Par bien des aspects, le débat politique actuel rappelle furieusement les années trente, et pas seulement par la gravité de la crise économique que nous vivons ou par la montée en puissance, dans toute l’Europe de partis nationalistes – on dit aujourd’hui nationaux-populistes – comparables aux partis fascistes de l’entre-deux-guerres.

Pour  les communistes eux-mêmes, les discussions que nous avons rappellent les débats stratégiques des années trente, entre tactique « classe contre classe » et « front populaire ».

Entre 1928 et 1934, la ligne politique fixée par l’Internationale communiste et appliquée par le Parti communiste est la ligne « classe contre classe ». Qualifiée de « social-fascisme », la social-démocratie est vue par l’Internationale comme une aile gauche du capitalisme qui trompe les classes populaires, nourrit des illusions réformistes pour mieux préserver le système capitaliste et servir les intérêts de l’impérialisme. Les communistes doivent se démarquer du « social-fascisme » sous peine de perdre toute crédibilité auprès des travailleurs. Aucun accord électoral n’est possible avec le social-fascisme et le maintien des candidats communistes au second tour est systématique, même s’il permet la victoire d’un candidat réactionnaire face à un candidat socialiste.

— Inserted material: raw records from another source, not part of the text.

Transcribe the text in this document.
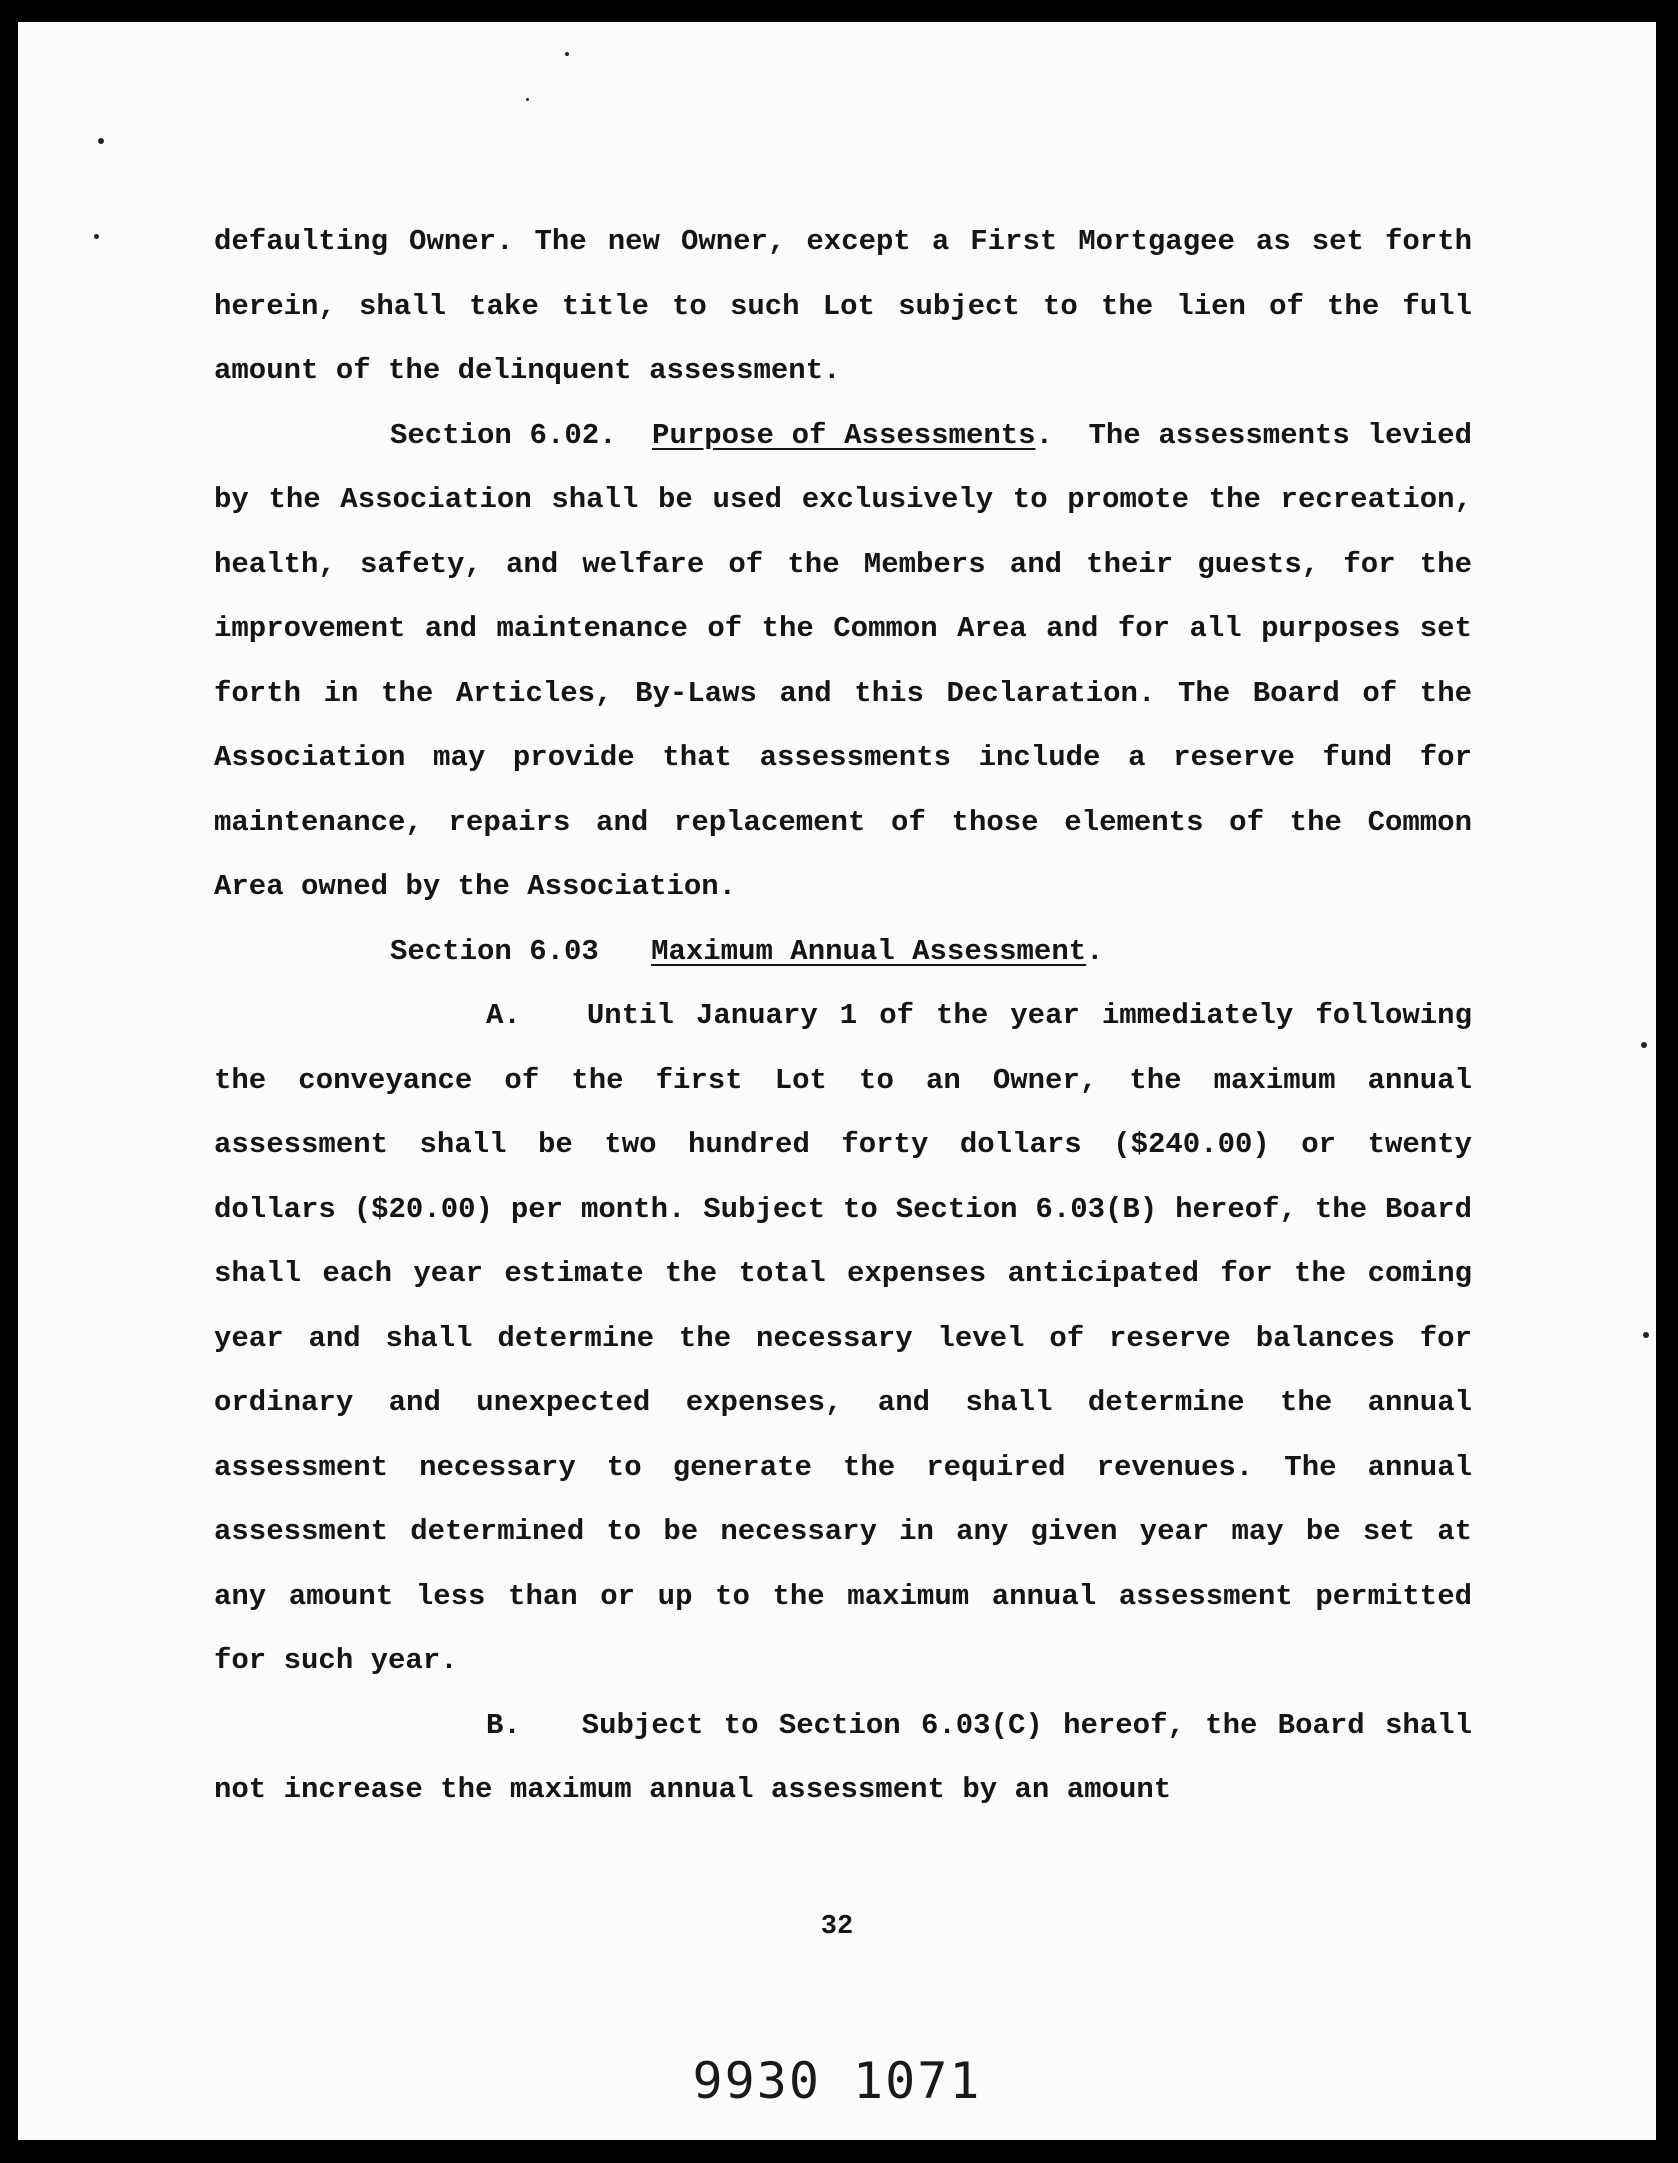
defaulting Owner. The new Owner, except a First Mortgagee as set forth herein, shall take title to such Lot subject to the lien of the full amount of the delinquent assessment.

Section 6.02. Purpose of Assessments.  The assessments levied by the Association shall be used exclusively to promote the recreation, health, safety, and welfare of the Members and their guests, for the improvement and maintenance of the Common Area and for all purposes set forth in the Articles, By-Laws and this Declaration. The Board of the Association may provide that assessments include a reserve fund for maintenance, repairs and replacement of those elements of the Common Area owned by the Association.

Section 6.03 Maximum Annual Assessment.

A. Until January 1 of the year immediately following the conveyance of the first Lot to an Owner, the maximum annual assessment shall be two hundred forty dollars ($240.00) or twenty dollars ($20.00) per month. Subject to Section 6.03(B) hereof, the Board shall each year estimate the total expenses anticipated for the coming year and shall determine the necessary level of reserve balances for ordinary and unexpected expenses, and shall determine the annual assessment necessary to generate the required revenues. The annual assessment determined to be necessary in any given year may be set at any amount less than or up to the maximum annual assessment permitted for such year.

B. Subject to Section 6.03(C) hereof, the Board shall not increase the maximum annual assessment by an amount

32
9930 1071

Après l’arrivée au pouvoir des nazis en janvier 1933 et l’écrasement du KPD, sous l’influence de Dimitrov, accusé par les nazis de l’incendie du Reichstag et qui se défend brillamment lors de son procès, mais aussi suite aux événements parisiens du 6 février 1934, analysés par la gauche comme une tentative de coup de force fasciste, l’Internationale communiste abandonne la stratégie « classe contre classe » et adopte la stratégie de « front populaire ». On passe du « front unique ouvrier » à la base au « front populaire » entre le Parti communiste, la social-démocratie et les éléments avancés de la bourgeoisie (le parti radical) pour défendre la République dans la lignée de l’engagement dreyfusiste de Jean Jaurès. Cette stratégie a permis de rassembler et de mobiliser le « peuple de gauche », a débouché sur de vastes conquêtes sociales et a démultiplié l’audience du Parti communiste, qui a su apparaître comme le parti le plus rassembleur, le plus dynamique et le plus combatif du front populaire.  

Ces débats anciens sont toujours actuels, face au Front national, à l’intérieur du PCF comme à l’intérieur du Front de Gauche, cartel électoral antilibéral créé à l’initiative du PCF.
Devons-nous dénoncer et combattre le social-libéralisme pro-capitaliste et impérialiste, en refusant tout arrangement avec ce « social-fascisme »  contemporain, au risque de favoriser dans certaines élections la victoire du Front national fasciste, mais en pariant sur l’avenir et en misant que notre clarté politique et notre radicalité amèneront inéluctablement les classes populaires à se tourner vers nous ? C’est la position défendue avec vigueur par des camarades qui appellent le PCF à retrouver son identité révolutionnaire et c’est la position d’une partie des organisations du Front de Gauche, à commencer par le PG de Jean-Luc Mélenchon qui estiment qu’il faut accepter de perdre des positions électorales pour en gagner par la suite.
Devons-nous, au contraire, être les premiers défenseurs des valeurs républicaines et pratiquer des alliances de « front populaire » avec la social-démocratie, sans jamais renoncer à nos valeurs propres de communistes ?   

Attaché à l’autonomie et à l’identité de mon parti, je n’ai jamais fait preuve d’aucune complaisance vis-à-vis du social-libéralisme, mais marqué par mon engagement de ligueur à la LDH, j’ai toujours défendu, depuis dix ans que je suis en responsabilité d’une section locale du PCF, une stratégie de « front populaire » quand j’ai estimé que les circonstances l’exigeaient.
Les calculs sur l’avenir m’ont toujours semblé douteux… C’est aujourd’hui et maintenant qu’il faut défendre les habitants, pas dans un avenir lointain. Aussi, je n’ai jamais compris ceux qui expliquaient qu’il faut savoir perdre des positions électorales pour en gagner.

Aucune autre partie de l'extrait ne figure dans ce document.